Wie verhält es sich mit der Entgeltfortzahlung bei wiederholter Krankheit?
Bei wiederholter Arbeitsunfähigkeit wegen derselben Krankheit entsteht ein neuer Anspruch auf Entgeltfortzahlung erst dann, wenn der Arbeitnehmer mindestens sechs Monate ununterbrochen gearbeitet oder zwölf Monate seit Beginn der ersten Erkrankung vergangen sind. Bei einer erneuten Erkrankung innerhalb der sechs Monate an derselben Krankheit wird die Gesamtdauer der Entgeltfortzahlung auf die 42 Tage pro Krankheit angerechnet. Handelt es sich um unterschiedliche Krankheiten mit zwischenzeitlicher Arbeitsfähigkeit, beginnt gegebenenfalls ein neuer Anspruch.
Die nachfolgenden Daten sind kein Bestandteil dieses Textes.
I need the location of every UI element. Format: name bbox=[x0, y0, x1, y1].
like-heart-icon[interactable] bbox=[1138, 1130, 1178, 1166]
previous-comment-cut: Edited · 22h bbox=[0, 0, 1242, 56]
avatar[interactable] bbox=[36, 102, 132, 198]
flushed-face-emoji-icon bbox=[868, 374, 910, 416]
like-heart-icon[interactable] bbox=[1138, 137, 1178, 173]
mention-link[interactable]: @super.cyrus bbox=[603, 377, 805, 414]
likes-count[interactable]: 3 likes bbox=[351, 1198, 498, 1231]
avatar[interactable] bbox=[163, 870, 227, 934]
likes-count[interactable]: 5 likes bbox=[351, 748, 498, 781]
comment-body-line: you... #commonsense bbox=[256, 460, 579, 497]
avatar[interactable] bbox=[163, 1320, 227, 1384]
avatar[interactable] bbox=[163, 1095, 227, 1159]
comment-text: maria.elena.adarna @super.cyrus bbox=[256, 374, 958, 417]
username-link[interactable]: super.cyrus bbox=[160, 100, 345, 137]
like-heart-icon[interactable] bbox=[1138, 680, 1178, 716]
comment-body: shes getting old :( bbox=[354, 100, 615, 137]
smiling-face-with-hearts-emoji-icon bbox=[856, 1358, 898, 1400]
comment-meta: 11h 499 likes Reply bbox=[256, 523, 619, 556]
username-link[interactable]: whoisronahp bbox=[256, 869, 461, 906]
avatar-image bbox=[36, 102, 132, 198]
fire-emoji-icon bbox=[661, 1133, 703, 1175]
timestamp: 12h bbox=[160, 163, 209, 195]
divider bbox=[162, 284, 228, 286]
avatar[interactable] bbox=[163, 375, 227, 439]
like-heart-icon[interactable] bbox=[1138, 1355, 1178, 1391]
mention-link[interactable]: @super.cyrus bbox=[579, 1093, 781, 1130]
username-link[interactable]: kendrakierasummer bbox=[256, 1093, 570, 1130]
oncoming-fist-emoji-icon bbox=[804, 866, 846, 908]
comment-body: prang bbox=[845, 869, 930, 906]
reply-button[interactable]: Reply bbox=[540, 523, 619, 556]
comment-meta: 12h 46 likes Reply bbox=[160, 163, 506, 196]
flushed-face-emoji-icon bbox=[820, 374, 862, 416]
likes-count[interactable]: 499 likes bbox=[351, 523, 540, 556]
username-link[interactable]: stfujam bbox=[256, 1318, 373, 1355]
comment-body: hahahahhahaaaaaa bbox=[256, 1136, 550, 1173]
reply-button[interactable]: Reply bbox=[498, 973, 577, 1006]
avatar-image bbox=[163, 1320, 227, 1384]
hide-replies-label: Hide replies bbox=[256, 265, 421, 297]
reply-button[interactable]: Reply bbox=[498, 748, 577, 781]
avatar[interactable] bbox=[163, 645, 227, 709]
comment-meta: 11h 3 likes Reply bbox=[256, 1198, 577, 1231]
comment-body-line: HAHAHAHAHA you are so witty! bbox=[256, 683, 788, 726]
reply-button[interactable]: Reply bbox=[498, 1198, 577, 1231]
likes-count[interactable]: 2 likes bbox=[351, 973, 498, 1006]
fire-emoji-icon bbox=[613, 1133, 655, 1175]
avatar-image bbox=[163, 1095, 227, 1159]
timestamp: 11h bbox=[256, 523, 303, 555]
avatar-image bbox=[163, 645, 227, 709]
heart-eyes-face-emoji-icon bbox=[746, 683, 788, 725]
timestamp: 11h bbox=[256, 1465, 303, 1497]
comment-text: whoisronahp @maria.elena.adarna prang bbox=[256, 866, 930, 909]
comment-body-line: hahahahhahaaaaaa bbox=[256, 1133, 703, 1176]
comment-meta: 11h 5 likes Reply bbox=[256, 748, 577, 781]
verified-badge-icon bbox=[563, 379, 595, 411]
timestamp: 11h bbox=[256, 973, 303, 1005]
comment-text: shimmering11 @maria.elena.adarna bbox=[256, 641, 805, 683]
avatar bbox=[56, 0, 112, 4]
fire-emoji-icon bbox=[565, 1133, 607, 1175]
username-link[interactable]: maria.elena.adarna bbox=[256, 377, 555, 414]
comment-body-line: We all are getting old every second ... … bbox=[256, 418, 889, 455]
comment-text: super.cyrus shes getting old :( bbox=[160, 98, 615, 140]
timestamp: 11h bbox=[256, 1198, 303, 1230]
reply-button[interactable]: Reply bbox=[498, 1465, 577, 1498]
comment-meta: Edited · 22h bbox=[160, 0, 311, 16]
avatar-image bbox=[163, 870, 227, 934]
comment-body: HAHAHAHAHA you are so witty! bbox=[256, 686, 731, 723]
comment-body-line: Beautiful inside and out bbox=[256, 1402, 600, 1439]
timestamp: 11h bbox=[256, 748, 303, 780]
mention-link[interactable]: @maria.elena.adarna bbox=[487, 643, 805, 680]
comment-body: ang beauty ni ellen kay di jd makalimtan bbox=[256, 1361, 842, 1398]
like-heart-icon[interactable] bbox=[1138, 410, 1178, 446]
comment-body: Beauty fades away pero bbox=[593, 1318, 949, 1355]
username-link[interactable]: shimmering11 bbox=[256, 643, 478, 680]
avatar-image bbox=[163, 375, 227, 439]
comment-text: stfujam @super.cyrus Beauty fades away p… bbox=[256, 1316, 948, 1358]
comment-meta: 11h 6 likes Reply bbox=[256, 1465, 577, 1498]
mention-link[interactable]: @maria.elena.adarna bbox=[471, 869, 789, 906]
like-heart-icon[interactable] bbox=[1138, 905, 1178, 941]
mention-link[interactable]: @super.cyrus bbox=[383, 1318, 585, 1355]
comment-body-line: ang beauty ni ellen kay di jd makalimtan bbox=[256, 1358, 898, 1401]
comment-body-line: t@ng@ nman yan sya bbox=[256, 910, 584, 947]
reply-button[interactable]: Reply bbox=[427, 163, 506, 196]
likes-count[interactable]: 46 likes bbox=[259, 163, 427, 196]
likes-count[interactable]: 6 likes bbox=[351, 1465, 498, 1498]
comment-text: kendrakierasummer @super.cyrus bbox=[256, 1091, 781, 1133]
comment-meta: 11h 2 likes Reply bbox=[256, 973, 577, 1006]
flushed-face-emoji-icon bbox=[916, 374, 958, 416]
Gibt es Ausnahmen oder Ausschlusstatbestände vom Anspruch auf Entgeltfortzahlung?
Ja, der Anspruch auf Entgeltfortzahlung kann ausgeschlossen sein, wenn der Arbeitnehmer seine Arbeitsunfähigkeit vorsätzlich oder grob fahrlässig selbst verursacht, beispielsweise durch Alkoholmissbrauch, Beteiligung an illegalen Autorennen oder andere grob fahrlässige Handlungen. Ebenfalls ausgeschlossen sind Arbeitnehmer, deren Arbeitsverhältnis noch keine vier Wochen ununterbrochen bestanden hat, sowie kurzfristig oder ausschließlich zur Saison beschäftigte Mitarbeiter, solange dies im Arbeitsvertrag entsprechend festgelegt ist.
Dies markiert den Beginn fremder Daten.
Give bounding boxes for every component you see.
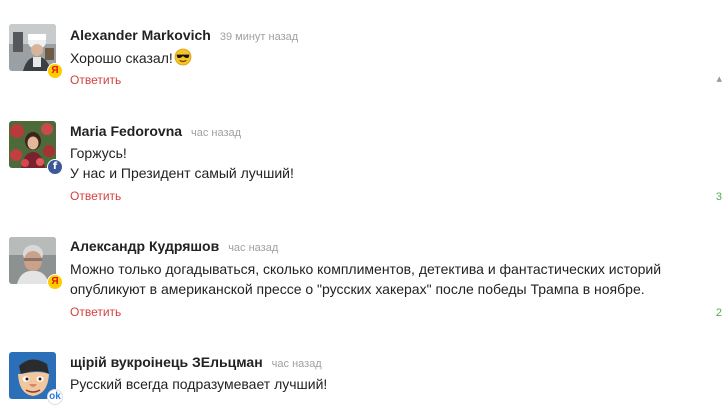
side-indicator: ▴ [716,73,722,85]
comment-text: Горжусь! У нас и Президент самый лучший! [70,144,294,183]
comment-item: Я Александр Кудряшов час назад Можно толь… [0,210,722,335]
comment-line: Хорошо сказал! [70,48,192,72]
comment-line: Горжусь! [70,145,127,161]
author-name[interactable]: Maria Fedorovna [70,123,182,139]
comment-header: щірій вукроінець ЗЕльцман час назад [70,354,322,372]
comment-line: Можно только догадываться, сколько компл… [70,261,662,277]
comment-text: Можно только догадываться, сколько компл… [70,260,661,299]
comment-header: Maria Fedorovna час назад [70,123,241,141]
comment-text: Русский всегда подразумевает лучший! [70,375,327,395]
author-name[interactable]: Alexander Markovich [70,27,211,43]
comment-line: Русский всегда подразумевает лучший! [70,376,328,392]
side-indicator: 3 [715,191,722,203]
comment-time[interactable]: час назад [272,358,322,370]
comment-item: f Maria Fedorovna час назад Горжусь! У на… [0,95,722,210]
comment-text: Хорошо сказал! [70,48,192,72]
comment-header: Александр Кудряшов час назад [70,238,278,256]
yandex-icon: Я [47,274,63,290]
comment-item: Я Alexander Markovich 39 минут назад Хоро… [0,0,722,95]
side-indicator: 2 [715,307,722,319]
reply-button[interactable]: Ответить [70,73,121,87]
author-name[interactable]: Александр Кудряшов [70,238,219,254]
comment-line: опубликуют в американской прессе о "русс… [70,280,645,297]
facebook-icon: f [47,159,63,175]
comment-time[interactable]: час назад [228,242,278,254]
odnoklassniki-icon: ok [47,389,63,405]
comment-time[interactable]: 39 минут назад [220,31,298,43]
reply-button[interactable]: Ответить [70,305,121,319]
yandex-icon: Я [47,63,63,79]
comment-line: У нас и Президент самый лучший! [70,164,294,181]
sunglasses-emoji-icon [174,48,192,72]
reply-button[interactable]: Ответить [70,189,121,203]
comment-item: ok щірій вукроінець ЗЕльцман час назад Ру… [0,335,722,405]
comment-line-text: Хорошо сказал! [70,50,173,66]
comment-time[interactable]: час назад [191,127,241,139]
comment-header: Alexander Markovich 39 минут назад [70,27,298,45]
author-name[interactable]: щірій вукроінець ЗЕльцман [70,354,263,370]
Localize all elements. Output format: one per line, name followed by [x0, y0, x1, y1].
Was passiert mit der Entgeltfortzahlung bei einer Krankheit während des Urlaubs?
Erkrankt ein Arbeitnehmer während seines Urlaubs und weist er dies durch eine ärztliche Arbeitsunfähigkeitsbescheinigung nach, so werden die durch Krankheit verlorenen Urlaubstage nicht auf den Urlaub angerechnet. In diesem Fall hat der Arbeitnehmer während der Dauer der Krankheit auch Anspruch auf Entgeltfortzahlung. Die Urlaubstage bleiben bestehen und können zu einem späteren Zeitpunkt genommen werden. Wichtig ist die unverzügliche Information und der Nachweis durch die Arbeitsunfähigkeitsbescheinigung gegenüber dem Arbeitgeber.